Model in Dove's offensive ad isn't as outraged as the rest of the internet

When Dove's problematic commercial came out a few days ago, some people probably asked themselves why and how the black model agreed to be a part of it in the first place. Was she not briefed on what the ad was about? It seems she was.

Read more: Black = dirty, white = clean?! Dove lands in hot water over another offensive ad

London based model Lola Ogunyemi happily agreed to be one of the faces of Dove's new bodywash campaign and she doesn't feel like a duped victim after all.

Ogunyemi told the Guardian that when Dove offered her a spot in their latest campaign she jumped at the opportunity to represent dark-skinned girls. Her reason for this is that she grew up subjected to society's negative perceptions of dark skin and how darker-skinned women have always been told they would look better if lighter.

And we all know very well how the beauty industry has always put light-skinned women at the forefront of beauty campaigns, so what Lola intended to do by agreeing to appear in the ad was to subvert these notions.

There is definitely something to be said here about how advertisers need to look beyond the surface and consider the impact their images may have...

However, this (now) 'before' model who had only hoped to be a proud face of diversity in the beauty industry, got the opposite reaction intended.

The backlash the Dove campaign received was upsetting for Lola, as she lamented to The Guardian that she has inadvertently become the poster girl for racism. "If you Google 'racist ad' right now, a picture of my face is the first result," she said.

While nobody has directly vilified her (rightfully so) for appearing in the ad, the London-based model has expressed how if she thought there was any intention to portray her skin colour as inferior she would have declined.

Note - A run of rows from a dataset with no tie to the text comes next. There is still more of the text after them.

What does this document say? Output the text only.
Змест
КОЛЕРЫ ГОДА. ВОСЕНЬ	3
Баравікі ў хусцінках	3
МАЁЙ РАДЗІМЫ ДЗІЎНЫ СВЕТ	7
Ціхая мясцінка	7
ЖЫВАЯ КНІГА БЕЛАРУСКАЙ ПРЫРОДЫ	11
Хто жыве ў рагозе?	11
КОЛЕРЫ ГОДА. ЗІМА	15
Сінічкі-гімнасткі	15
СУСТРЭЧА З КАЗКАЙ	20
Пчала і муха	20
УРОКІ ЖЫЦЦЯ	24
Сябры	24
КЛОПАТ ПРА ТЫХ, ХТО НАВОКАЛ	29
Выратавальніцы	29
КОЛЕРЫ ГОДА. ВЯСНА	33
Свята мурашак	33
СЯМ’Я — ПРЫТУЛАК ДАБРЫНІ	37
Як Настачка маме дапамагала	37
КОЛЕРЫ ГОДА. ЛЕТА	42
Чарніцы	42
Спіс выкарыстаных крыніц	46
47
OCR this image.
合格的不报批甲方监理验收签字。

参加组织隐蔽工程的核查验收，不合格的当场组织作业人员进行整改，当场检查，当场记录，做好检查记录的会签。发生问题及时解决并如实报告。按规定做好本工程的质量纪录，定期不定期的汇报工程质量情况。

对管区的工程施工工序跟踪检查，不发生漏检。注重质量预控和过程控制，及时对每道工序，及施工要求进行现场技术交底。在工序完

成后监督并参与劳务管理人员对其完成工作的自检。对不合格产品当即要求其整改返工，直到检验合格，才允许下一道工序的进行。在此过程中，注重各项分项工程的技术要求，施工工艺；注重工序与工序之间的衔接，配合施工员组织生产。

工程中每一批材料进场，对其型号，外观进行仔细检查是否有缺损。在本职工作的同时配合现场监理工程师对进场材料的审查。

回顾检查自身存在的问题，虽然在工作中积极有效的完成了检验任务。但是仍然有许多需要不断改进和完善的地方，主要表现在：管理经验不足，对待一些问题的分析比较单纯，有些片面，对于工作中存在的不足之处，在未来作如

She also argues that the ad which went viral on Facebook (and subsequently all other social media platforms) for all the wrong reasons is not a full depiction of the commercial. Lola Ogunyemi notes that the full 30-second video actually features several more women of all races and ages and that she enjoyed working with the team involved in shooting the campaign.

But even so, many believe the way in which the commercial was edited is implicit of something less sensitive to racial histories.

Even though Ogunyemi feels the campaign has been misinterpreted, she says this; "There is definitely something to be said here about how advertisers need to look beyond the surface and consider the impact their images may have, specifically when it comes to marginalised groups of women. It is important to examine whether your content shows that your consumer’s voice is not only heard, but also valued."